Opinião

Letras | Jornal de Letras – edição especial

31 mai 2024 08:00

Nada a ver com “onde estava no 25 de Abril”, nem “como viveu aquele dia”. Trata-se de um repositório de perspetivas, de análises, de olhares alguns bem belos e de grande natureza poética sobre a nossa Revolução maior

Dada a bem merecida celebração e podendo até estar já a maçar os meus hipotéticos leitores, tenho-me atido este ano à temática literária em torno da nossa Revolução. Mas, atendendo à constante produção, não há como parar.

Boas leituras vamos encontrá-las nos bons romances, nas memórias cuidadas, no vaticínio dos poemas, mas desta vez, a admiração – a minha, pelo menos, e que aqui trago – vai para a “edição especial sobre a revolução que nos deu a liberdade” do Jornal de Letras de 17/30 de abril.

Nada a ver com “onde estava no 25 de Abril”, nem “como viveu aquele dia”. Trata-se de um repositório de perspetivas, de análises, de olhares alguns bem belos e de grande natureza poética sobre a nossa Revolução maior.

Retoma, quase a abrir, o artigo “A Revolução revisitada” que Eduardo Lourenço escreveu pelos 40 anos da mesma como resposta àqueles “pelo menos alguns”, cuja memória “a transfigurou e mudou a ponto de torná-la irreconhecível” e “por isso convém, e é urgente, volver sobre esse momento de rutura que instaurou entre nós a democracia e abriu um campo de possibilidades (…) do qual todos somos devedores.”

O poeta Gastão Cruz, desaparecido em 2022, relembra a opressão da ditadura vivida pela sua geração, afirmando drasticamente: “A Direita, mais ou menos extrema, é estúpida e cruel. Ela está sempre pronta para gritar “morte à inteligência” e para esmagar os fracos, impondo a força bruta e alarve, destruindo o direito e os direitos. (…) A poesia portuguesa soube sempre [e refere Manuel da Fonseca e Carlos de Oliveira] sem ser panfletária ou abdicar do rigor artístico, assumir uma atitude de recusa e de combate.”

Maria Teresa Horta recorda “uma imensa festa, numa rutilante aventura feita de liberdade (…) a partir daquela primeira noite em que começou a ser-nos cortada a atadura do medo e pudemos pensar em reaprender a vida…”
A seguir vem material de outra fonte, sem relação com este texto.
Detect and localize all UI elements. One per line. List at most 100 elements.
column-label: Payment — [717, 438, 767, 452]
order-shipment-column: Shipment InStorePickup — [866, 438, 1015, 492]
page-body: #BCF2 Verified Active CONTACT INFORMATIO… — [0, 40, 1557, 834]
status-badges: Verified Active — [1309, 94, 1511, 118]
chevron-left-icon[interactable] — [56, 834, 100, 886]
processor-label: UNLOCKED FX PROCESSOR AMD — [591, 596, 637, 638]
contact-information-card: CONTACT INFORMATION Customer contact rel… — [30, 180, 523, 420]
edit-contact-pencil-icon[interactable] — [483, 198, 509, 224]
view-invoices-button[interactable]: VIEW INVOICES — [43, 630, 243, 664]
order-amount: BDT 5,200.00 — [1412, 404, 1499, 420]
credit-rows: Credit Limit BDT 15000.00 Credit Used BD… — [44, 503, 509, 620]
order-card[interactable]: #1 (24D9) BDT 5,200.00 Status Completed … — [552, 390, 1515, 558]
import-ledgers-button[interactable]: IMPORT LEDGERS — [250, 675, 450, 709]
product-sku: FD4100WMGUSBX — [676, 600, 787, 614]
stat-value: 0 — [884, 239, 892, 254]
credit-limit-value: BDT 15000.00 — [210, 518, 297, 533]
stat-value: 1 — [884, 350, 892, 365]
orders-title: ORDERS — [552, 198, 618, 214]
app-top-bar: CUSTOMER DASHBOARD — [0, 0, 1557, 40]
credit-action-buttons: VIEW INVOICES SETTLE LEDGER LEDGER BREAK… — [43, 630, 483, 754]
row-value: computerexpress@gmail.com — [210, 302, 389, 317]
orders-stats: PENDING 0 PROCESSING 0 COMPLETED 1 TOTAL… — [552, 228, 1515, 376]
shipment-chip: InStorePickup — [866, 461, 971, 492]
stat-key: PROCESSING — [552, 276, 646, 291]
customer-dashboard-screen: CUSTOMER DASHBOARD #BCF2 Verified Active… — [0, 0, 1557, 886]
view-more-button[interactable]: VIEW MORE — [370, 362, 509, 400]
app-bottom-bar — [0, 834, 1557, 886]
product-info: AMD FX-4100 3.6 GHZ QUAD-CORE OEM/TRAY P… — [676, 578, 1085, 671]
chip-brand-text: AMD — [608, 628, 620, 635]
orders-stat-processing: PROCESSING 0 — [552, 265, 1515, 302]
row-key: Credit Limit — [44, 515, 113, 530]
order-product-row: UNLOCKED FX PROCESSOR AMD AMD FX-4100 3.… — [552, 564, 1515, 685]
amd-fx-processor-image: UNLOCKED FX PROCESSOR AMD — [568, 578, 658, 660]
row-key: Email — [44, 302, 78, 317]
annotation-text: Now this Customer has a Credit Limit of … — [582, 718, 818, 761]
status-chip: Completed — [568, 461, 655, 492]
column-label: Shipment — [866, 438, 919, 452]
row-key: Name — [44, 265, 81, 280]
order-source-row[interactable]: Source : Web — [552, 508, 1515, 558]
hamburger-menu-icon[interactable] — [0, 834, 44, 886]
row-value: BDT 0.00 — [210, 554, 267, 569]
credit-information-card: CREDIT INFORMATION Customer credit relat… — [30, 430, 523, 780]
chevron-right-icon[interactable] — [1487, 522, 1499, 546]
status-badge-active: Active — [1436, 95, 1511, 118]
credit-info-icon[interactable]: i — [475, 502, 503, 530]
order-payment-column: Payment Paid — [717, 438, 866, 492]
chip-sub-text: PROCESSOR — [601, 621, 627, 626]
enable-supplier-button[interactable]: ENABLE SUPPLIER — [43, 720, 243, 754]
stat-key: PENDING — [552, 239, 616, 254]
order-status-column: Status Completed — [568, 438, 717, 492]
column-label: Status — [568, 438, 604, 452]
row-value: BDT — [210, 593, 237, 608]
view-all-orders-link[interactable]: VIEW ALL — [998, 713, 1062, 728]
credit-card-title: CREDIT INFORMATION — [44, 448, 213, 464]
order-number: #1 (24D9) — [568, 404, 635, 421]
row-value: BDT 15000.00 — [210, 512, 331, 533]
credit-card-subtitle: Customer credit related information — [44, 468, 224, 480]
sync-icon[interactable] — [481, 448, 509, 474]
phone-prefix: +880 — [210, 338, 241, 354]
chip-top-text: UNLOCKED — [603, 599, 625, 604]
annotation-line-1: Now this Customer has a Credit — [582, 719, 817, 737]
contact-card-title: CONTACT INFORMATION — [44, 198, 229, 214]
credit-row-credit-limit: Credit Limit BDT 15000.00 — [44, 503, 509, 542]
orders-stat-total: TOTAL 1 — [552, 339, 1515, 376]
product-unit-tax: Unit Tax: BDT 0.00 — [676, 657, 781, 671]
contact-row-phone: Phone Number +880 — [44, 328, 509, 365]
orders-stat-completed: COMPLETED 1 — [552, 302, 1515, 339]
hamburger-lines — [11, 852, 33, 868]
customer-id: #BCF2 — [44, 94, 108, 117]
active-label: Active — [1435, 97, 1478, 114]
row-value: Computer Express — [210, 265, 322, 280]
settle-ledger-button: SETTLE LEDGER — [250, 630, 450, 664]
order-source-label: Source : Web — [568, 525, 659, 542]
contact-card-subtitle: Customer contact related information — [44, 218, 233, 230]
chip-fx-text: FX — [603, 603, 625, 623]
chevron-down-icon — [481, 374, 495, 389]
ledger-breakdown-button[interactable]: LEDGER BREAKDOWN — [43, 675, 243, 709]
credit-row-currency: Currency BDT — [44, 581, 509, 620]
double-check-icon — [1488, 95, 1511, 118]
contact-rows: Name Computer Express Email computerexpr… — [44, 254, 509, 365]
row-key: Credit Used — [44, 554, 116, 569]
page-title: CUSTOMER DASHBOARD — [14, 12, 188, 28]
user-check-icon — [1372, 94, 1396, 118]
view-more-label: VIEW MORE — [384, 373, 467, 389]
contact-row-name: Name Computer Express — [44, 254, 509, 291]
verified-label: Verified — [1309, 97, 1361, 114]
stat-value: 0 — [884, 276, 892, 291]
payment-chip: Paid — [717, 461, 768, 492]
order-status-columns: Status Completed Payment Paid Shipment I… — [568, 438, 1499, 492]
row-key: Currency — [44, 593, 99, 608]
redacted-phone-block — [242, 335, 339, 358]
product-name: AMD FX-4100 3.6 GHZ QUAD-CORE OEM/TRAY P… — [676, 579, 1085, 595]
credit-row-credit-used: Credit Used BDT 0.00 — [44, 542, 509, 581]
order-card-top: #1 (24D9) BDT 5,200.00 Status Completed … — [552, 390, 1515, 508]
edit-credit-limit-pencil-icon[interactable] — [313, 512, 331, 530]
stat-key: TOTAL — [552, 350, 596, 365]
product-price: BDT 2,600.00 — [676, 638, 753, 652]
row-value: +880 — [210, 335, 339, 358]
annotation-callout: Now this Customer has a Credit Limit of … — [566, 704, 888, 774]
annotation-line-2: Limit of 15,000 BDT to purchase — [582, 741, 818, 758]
Num belíssimo registo poético, o escritor Mário de Carvalho relembra como lhe “chegou a notícia do 25 de Abril numa manhã gelada duma cidade sueca” e como notou, quando regressou, “um comportamento inabitual nos meus conterrâneos (…) havia uma especial gentileza nos ares. (…) As pessoas sorriam muito. (…) Um clima fraterno, adequado a uma cidade mágica, de filme musical (…) como um lastro benigno a assinalar que um mundo melhor não é impossível.”

Lídia Jorge a “lembrar o momento perfeito”. “Três histórias reais e uma conclusão moral” em que Hélia Jorge, no seu estilo contraditório, retrata o “volte-face dos papéis”, os subsequentes desatinos dos “terroristas da direita” e da extrema-esquerda. O Abril de José Luís Peixoto nascido 132 dias depois daquele dia; e outros…

Para mim, porém, melhor de todas é a rememoração de João de Melo que, num extraordinário monólogo interior e numa linguagem contida, de tímido medo que mede forças com uma força hercúlea, nos narra mi-nu-ci-o-sa-men-te a épica viagem de Santarém ao Carmo do Capitão Salgueiro Maia.

Nem que seja por este relato tão lusíada vale a pena comprar este Jornal de Letras.